Actualités

Actions de la DDPP en matière de restauration collective

 
 
Actions de la DDPP en matière de restauration collective

La restauration collective fait partie, au même titre que la restauration commerciale, de la « Restauration Hors Domicile ou Hors Foyer » (RHD ou RHF).

Elle se caractérise par la fourniture de repas à une collectivité de consommateurs réguliers, liée par accord ou par contrat.

En 2016, elle représentait1  :

  • 3 milliards de repas servis chaque année ;
  • 20.2 milliards d’euros de chiffre d’affaires ;
  • 23.8% des revenus de la restauration hors domicile (la restauration traditionnelle étant première avec 55,6 % des parts en chiffre d’affaires).

La restauration collective peut être classée en fonction du public cible :

  • la restauration scolaire : crèche, maternelle, primaire, collège, lycée, université ;
  • la restauration médico-sociale : hôpitaux, maisons de retraite ;
  • la restauration d’entreprise : restaurants administratifs et d’entreprise ;
  • autres : centre de vacance, armée, prison, etc.

Pour ces établissements, des dispositions réglementaires spécifiques s’appuient sur un classement basé selon le mode de fonctionnement de la restauration collective. On distingue ainsi :

  • les cuisines centrales, qui sont des établissements dont une partie au moins de l’activité consiste en la fabrication de repas destinés à être livrés à au moins une cuisine satellite ;
  • les restaurants satellites (ou offices satellites), qui sont des établissements livrés par une cuisine centrale et assurant une simple remise en température et/ou fractionnement des repas. La livraison s’effectue soit en liaison chaude, soit en liaison froide. Dans ce dernier cas, le restaurant satellite assure la remise en température ;
  • les cuisines sur place, qui sont des établissements qui fabriquent des repas consommés exclusivement sur place.

Les exigences réglementaires sont différentes selon les modes de fonctionnement :

  • les cuisines centrales sont des établissements soumis à agrément sanitaire ou à dérogation à l’agrément sanitaire (si les conditions sont respectées) : les demandes d’agrément sont instruites par la direction en charge de la protection des populations (DDPPDirection départementale de la protection des populations) ;
  • les cuisines satellites et sur places doivent être déclarées auprès de la direction en charge de la protection des populations.

La DDPPDirection départementale de la protection des populations assure les actions suivantes vis-à-vis de la restauration collective :

  • instruction des demandes d’agrément sanitaire ;
  • traitement des demandes de dérogation à l’agrément sanitaire ;
  • enregistrement des déclarations des professionnels ;
  • inspections des établissements de restaurations collectives ;
  • gestion des alertes et TIAC : les responsables d’établissement de restauration collective ont l’obligation de déclarer toute suspicion de toxi-infection alimentaire collective (TIAC) aux autorités compétentes Agence Régionale de la Santé (ARSAgence Régionale de Santé) et Direction Départementale en charge de la Protection des Populations (DDPPDirection départementale de la protection des populations).

Chaque année, conformément aux instructions données par la Direction Générale de l’Alimentation (DGAL), la DDPP élabore son plan de contrôle des établissements de restauration collective.
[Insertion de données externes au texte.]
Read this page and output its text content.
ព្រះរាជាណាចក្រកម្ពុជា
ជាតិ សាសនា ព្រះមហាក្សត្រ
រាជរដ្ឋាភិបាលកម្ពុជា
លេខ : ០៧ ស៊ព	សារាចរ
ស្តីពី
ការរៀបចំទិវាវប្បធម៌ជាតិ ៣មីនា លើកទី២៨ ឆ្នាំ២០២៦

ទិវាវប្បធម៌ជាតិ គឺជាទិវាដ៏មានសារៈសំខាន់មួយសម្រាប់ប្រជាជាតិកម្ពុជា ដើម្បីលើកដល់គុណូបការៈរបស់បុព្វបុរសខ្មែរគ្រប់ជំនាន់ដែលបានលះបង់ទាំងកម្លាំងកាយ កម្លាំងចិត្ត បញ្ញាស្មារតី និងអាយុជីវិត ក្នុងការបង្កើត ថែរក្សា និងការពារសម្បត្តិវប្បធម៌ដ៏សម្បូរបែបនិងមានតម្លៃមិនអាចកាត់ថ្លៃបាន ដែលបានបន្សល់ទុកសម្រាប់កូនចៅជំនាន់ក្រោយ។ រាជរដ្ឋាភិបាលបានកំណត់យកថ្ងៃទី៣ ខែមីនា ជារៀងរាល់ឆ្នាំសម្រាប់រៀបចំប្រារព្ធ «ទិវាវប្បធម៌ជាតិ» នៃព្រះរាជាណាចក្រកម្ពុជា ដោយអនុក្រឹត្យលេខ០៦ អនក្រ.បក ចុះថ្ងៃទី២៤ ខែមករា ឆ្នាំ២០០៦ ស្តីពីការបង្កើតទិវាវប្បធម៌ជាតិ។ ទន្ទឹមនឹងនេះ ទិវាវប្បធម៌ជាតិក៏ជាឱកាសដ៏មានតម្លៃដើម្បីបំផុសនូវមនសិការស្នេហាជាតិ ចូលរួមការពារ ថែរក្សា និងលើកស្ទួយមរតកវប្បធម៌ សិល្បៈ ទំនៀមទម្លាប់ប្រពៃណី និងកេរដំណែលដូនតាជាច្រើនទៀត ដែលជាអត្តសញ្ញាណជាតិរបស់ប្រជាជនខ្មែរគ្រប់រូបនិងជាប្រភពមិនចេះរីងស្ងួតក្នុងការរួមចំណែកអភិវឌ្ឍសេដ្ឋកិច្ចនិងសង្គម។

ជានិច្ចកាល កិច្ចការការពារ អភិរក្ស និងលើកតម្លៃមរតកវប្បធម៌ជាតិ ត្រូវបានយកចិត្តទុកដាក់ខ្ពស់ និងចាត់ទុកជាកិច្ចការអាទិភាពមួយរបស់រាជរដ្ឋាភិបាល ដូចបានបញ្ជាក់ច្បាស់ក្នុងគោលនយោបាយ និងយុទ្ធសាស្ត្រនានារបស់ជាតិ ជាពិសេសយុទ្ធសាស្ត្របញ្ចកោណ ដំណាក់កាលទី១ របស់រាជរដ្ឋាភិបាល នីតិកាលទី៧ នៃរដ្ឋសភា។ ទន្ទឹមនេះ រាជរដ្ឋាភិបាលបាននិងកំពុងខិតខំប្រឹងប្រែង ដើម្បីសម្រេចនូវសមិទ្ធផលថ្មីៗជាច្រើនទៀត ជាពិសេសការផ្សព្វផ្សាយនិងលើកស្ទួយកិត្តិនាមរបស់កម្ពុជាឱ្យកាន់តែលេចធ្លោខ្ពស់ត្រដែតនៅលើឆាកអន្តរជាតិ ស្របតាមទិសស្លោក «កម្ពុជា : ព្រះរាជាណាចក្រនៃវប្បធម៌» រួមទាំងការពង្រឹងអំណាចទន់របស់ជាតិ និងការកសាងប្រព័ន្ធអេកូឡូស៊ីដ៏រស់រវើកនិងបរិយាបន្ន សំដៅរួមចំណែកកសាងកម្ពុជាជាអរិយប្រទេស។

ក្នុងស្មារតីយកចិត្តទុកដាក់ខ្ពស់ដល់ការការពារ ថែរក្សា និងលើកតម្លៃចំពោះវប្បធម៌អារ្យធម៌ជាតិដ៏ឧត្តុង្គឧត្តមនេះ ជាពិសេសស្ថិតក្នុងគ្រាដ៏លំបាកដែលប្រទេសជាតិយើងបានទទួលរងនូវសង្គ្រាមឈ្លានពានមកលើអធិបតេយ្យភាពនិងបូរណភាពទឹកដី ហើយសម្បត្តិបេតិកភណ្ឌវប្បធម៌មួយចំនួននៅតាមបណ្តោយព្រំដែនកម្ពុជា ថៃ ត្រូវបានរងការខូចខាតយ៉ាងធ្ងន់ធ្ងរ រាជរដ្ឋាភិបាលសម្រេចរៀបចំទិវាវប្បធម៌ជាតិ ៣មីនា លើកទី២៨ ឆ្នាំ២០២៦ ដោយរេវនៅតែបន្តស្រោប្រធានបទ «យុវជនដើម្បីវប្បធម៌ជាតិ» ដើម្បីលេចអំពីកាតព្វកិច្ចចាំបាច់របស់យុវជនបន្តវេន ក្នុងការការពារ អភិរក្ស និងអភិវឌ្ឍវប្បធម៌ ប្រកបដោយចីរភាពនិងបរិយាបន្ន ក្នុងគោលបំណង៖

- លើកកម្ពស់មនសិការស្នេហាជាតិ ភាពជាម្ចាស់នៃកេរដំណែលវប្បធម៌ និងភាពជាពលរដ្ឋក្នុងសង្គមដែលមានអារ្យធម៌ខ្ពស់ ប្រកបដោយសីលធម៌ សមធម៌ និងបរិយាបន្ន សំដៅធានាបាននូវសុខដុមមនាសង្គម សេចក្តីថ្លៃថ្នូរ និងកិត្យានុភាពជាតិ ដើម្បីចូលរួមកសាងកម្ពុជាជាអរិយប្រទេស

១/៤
La fréquence d’inspection de ces établissements est établie selon différents critères, tels que la note de la dernière inspection, le volume produit, le public visé, les antécédents de plaintes ou TIAC, etc.

L’inspection d’une cuisine centrale agréée permettra de s’assurer que l’établissement fonctionne conformément à son dossier d’agrément. Pour les autres types de cuisine, l’inspection permettra de vérifier d’une part le respect de la réglementation hygiène générale (définie principalement par des textes européens), et d’autres part le respect des exigences spécifiques pour la restauration collective.

En fonction des résultats de l’inspection, des suites administratives et pénales pourront être prises : procès verbal, avertissement, mise en demeure, fermeture de l’établissement, suspension de l’agrément…

Les résultats des contrôles sont rendus publics via le site Alim’confiance http://alim-confiance.gouv.fr/

Ainsi, en Moselle sur l’année 2018, la DDPP (ddpp@moselle.gouv.fr ) a inspecté :

  • 24 cuisines centrales agréés (dont certaines dans le cadre de demandes d’agrément) ;
  • 11 cuisines centrales dérogataires à l’obligation d’agrément ;
  • 42 cuisines sur places servant un public sensible (jeunes enfants, enfants, personnes âgées) ;
  • 2 cuisines sur places servant des entreprises / administrations ;
  • 12 restaurants satellites.

Aucune anomalie majeure n’a été détectée.